Amid the 1960s civil rights struggles, younger Japanese Americans spoke out, shattering their elders’ silence and shame about the camps. In December 1969 a group of about 150 people journeyed to Manzanar for what they called the first Manzanar Pilgrimage. They discovered that two Issei leaders, Buddhist minister Sentoku Maeda and Christian minister Shoichi Wakahiro, had actually been returning to the site for 25 years.
Sue Kunitomi arrived at Manzanar in May 1942, at age 19. In camp, she served as a teacher’s aid and wove camouflage nets to support the war effort. She also worked as a reporter, and then managing editor of the Manzanar Free Press.

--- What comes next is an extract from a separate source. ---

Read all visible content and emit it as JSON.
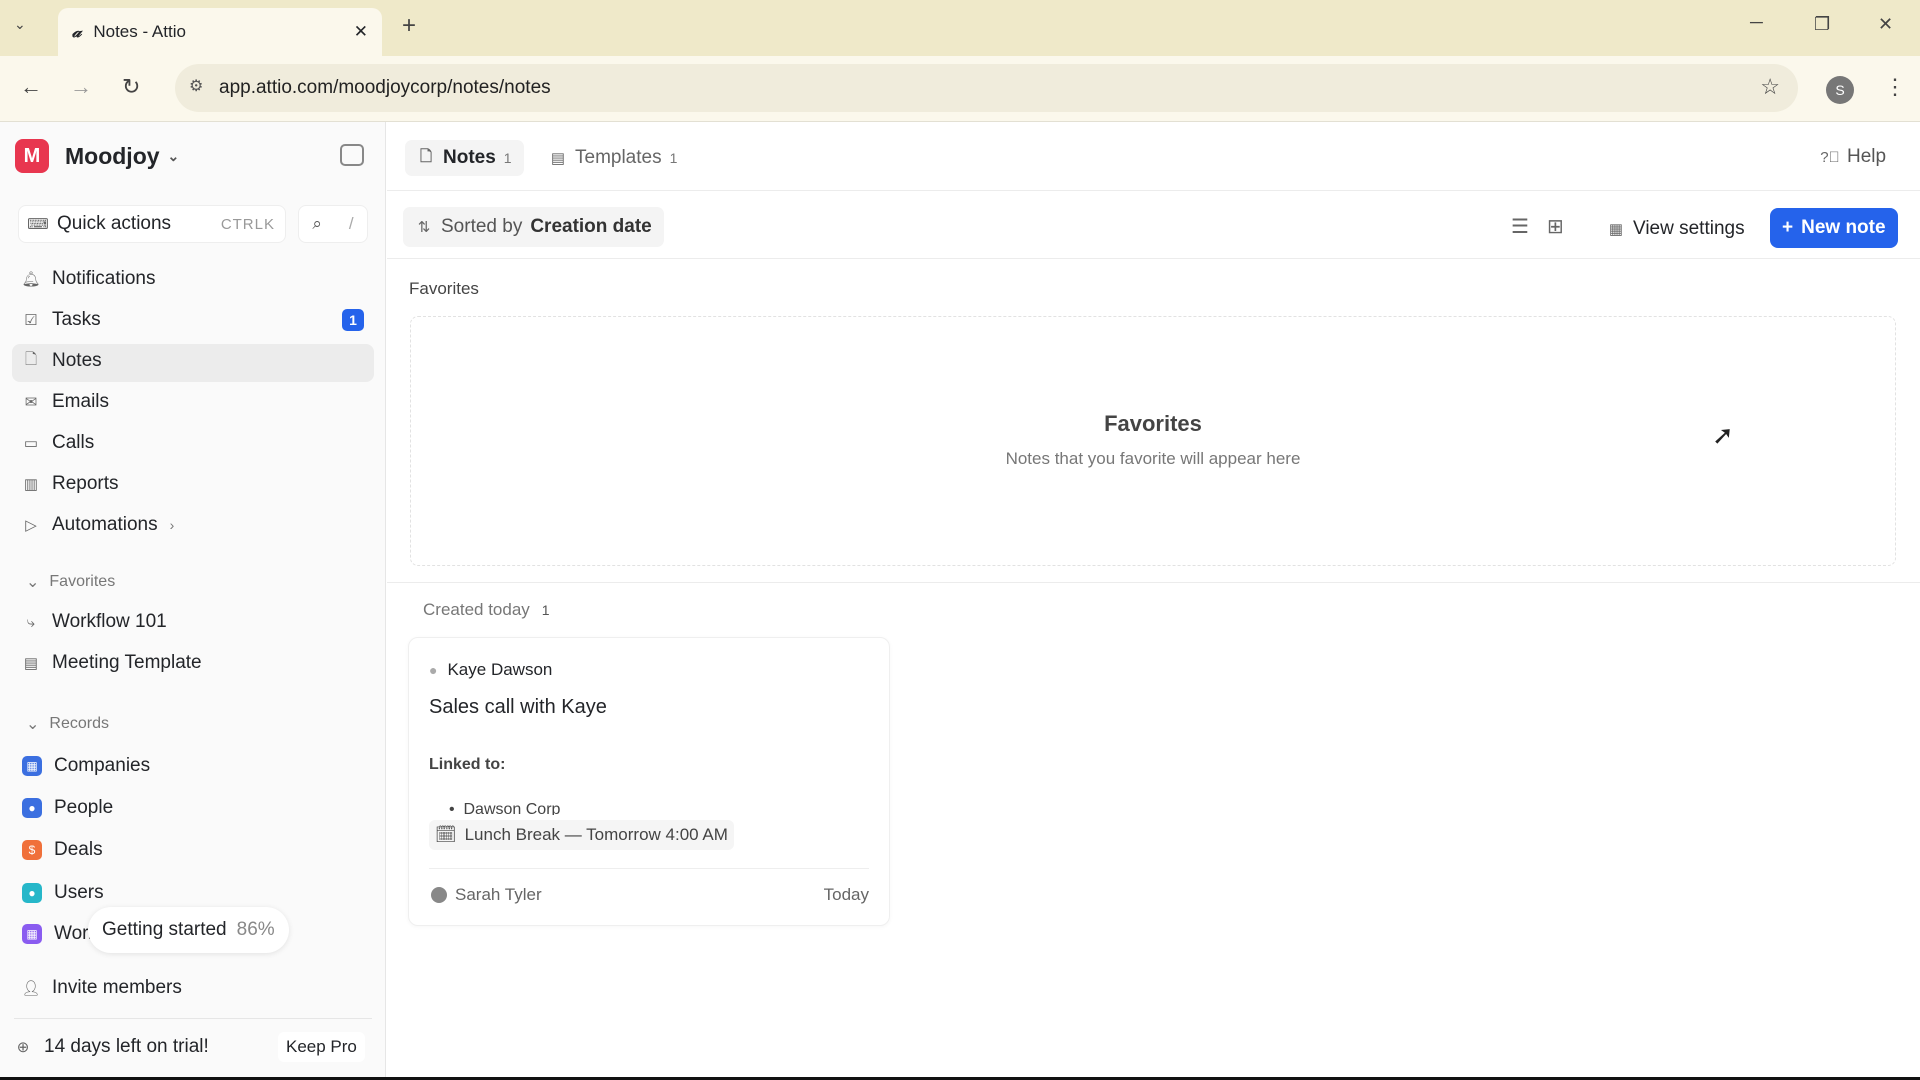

Years later, Sue Kunitomi Embrey was among the first of her generation to speak out about the camps. As the driving force behind the Manzanar Committee, she organized the Manzanar Pilgrimage for 37 years. She worked tirelessly to ensure that this site and its stories would be preserved to protect the human and civil rights of all. Today, Sue’s legacy endures in the ongoing work of informing and inspiring future generations.
In recent years the Manzanar Committee has reached out to Arab- and Muslim-American groups and included their representatives in the Pilgrimage events. At the 2006 Pilgrimage, Monica Embrey, granddaughter of Manzanar Committee founder Sue Kunitomi Embrey, said, “In the early days of the Manzanar Pilgrimage, our grandmother often spoke of how gratifying it was to have so many Sansei and young people of all races coming and struggling to understand how and why this happened. And more importantly, she always said how essential it was that so many people came forward pledging to fight against something like this ever happening again.”